19th century American businessman

Lazarus Dinkelspiel (1824–1900) was an American businessman who founded L. Dinkelspiel & Co.

==Biography==
Dinkelspiel was born in 1824 to a Jewish family in Michelfeld, Kingdom of Württemberg. In 1833, his family immigrated to the United States first to New York and then New Hampshire. In 1845, he moved to California and was successful selling goods to the gold miners. In 1853, he moved to San Francisco where he opened a wholesale dry goods business with Ulrich Simon, a fellow German Jewish immigrant; the business was named Simon & Dinkelspiel. In 1861, they added Jonas Adler as a partner and the company became Simon, Dinkelspiel, & Adler in New York City and Simon, Dinkenspiel & Co in San Francisco. In 1867, Dinkelspiel bought his partners out and the company was then known as L. Dinkelspiel & Co. His company became one of the largest dry goods businesses in the Western states. In 1893, he retired.

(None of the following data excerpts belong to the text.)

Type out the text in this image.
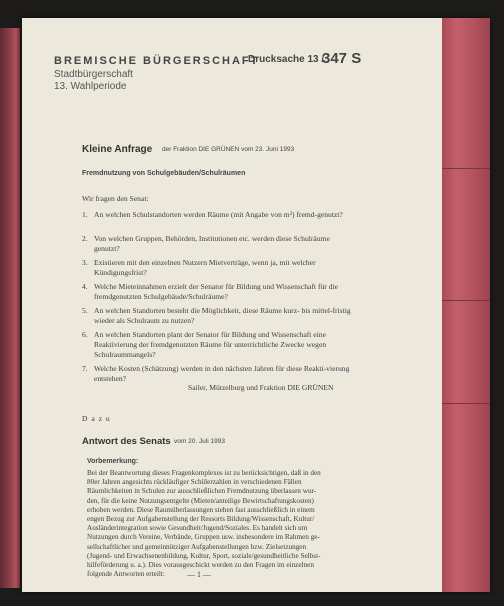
BREMISCHE BÜRGERSCHAFT
Stadtbürgerschaft
13. Wahlperiode
Drucksache 13 /
347 S
Kleine Anfrage der Fraktion DIE GRÜNEN vom 23. Juni 1993
Fremdnutzung von Schulgebäuden/Schulräumen
Wir fragen den Senat:
1. An welchen Schulstandorten werden Räume (mit Angabe von m²) fremd-genutzt?
2. Von welchen Gruppen, Behörden, Institutionen etc. werden diese Schulräume genutzt?
3. Existieren mit den einzelnen Nutzern Mietverträge, wenn ja, mit welcher Kündigungsfrist?
4. Welche Mieteinnahmen erzielt der Senator für Bildung und Wissenschaft für die fremdgenutzten Schulgebäude/Schulräume?
5. An welchen Standorten besteht die Möglichkeit, diese Räume kurz- bis mittel-fristig wieder als Schulraum zu nutzen?
6. An welchen Standorten plant der Senator für Bildung und Wissenschaft eine Reaktivierung der fremdgenutzten Räume für unterrichtliche Zwecke wegen Schulraummangels?
7. Welche Kosten (Schätzung) werden in den nächsten Jahren für diese Reakti-vierung entstehen?
Sailer, Mützelburg und Fraktion DIE GRÜNEN
D a z u
Antwort des Senats vom 20. Juli 1993
Vorbemerkung:
Bei der Beantwortung dieses Fragenkomplexes ist zu berücksichtigen, daß in den
80er Jahren angesichts rückläufiger Schülerzahlen in verschiedenen Fällen
Räumlichkeiten in Schulen zur ausschließlichen Fremdnutzung überlassen wur-
den, für die keine Nutzungsentgelte (Mieten/anteilige Bewirtschaftungskosten)
erhoben werden. Diese Raumüberlassungen stehen fast ausschließlich in einem
engen Bezug zur Aufgabenstellung der Ressorts Bildung/Wissenschaft, Kultur/
Ausländerintegration sowie Gesundheit/Jugend/Soziales. Es handelt sich um
Nutzungen durch Vereine, Verbände, Gruppen usw. insbesondere im Rahmen ge-
sellschaftlicher und gemeinnütziger Aufgabenstellungen bzw. Zielsetzungen
(Jugend- und Erwachsenenbildung, Kultur, Sport, soziale/gesundheitliche Selbst-
hilfeförderung u. a.). Dies vorausgeschickt werden zu den Fragen im einzelnen
folgende Antworten erteilt:	— 1 —
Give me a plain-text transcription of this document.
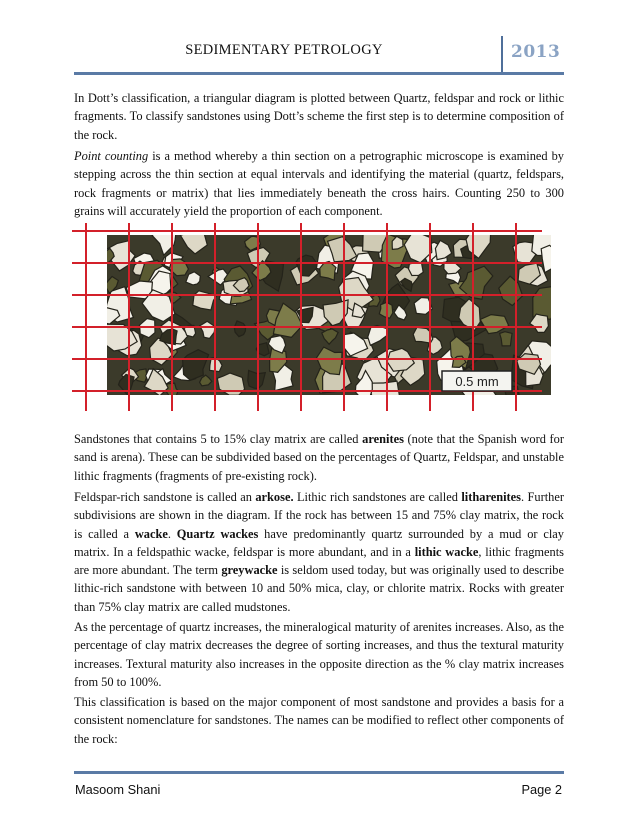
SEDIMENTARY PETROLOGY	2013

In Dott’s classification, a triangular diagram is plotted between Quartz, feldspar and rock or lithic fragments. To classify sandstones using Dott’s scheme the first step is to determine composition of the rock.

Point counting is a method whereby a thin section on a petrographic microscope is examined by stepping across the thin section at equal intervals and identifying the material (quartz, feldspars, rock fragments or matrix) that lies immediately beneath the cross hairs. Counting 250 to 300 grains will accurately yield the proportion of each component.

0.5 mm

Sandstones that contains 5 to 15% clay matrix are called arenites (note that the Spanish word for sand is arena). These can be subdivided based on the percentages of Quartz, Feldspar, and unstable lithic fragments (fragments of pre-existing rock).

Feldspar-rich sandstone is called an arkose. Lithic rich sandstones are called litharenites. Further subdivisions are shown in the diagram. If the rock has between 15 and 75% clay matrix, the rock is called a wacke. Quartz wackes have predominantly quartz surrounded by a mud or clay matrix. In a feldspathic wacke, feldspar is more abundant, and in a lithic wacke, lithic fragments are more abundant. The term greywacke is seldom used today, but was originally used to describe lithic-rich sandstone with between 10 and 50% mica, clay, or chlorite matrix. Rocks with greater than 75% clay matrix are called mudstones.

As the percentage of quartz increases, the mineralogical maturity of arenites increases. Also, as the percentage of clay matrix decreases the degree of sorting increases, and thus the textural maturity increases. Textural maturity also increases in the opposite direction as the % clay matrix increases from 50 to 100%.

This classification is based on the major component of most sandstone and provides a basis for a consistent nomenclature for sandstones. The names can be modified to reflect other components of the rock:

Masoom Shani	Page 2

Dinkelspiel served as vice-president of Congregation Emanu-El in San Francisco, was member of the International Order of B'nai B'rith, and the International Order of Odd Fellows.

==Personal life==
In 1861, he married Pauline Hess (died 1907); they had eight children: Henry Dinkelspiel, Samuel Dinkelspiel, Joseph Dinkelspiel, Leon Dinkelspiel, Melville Dinkelspiel, Edgar Dinkelspiel, Theresa Dinkelspiel Kalisher (married to
Edward Kalisher), and Frieda Dinkelspiel Silverman. Dinkelspiel died in 1900.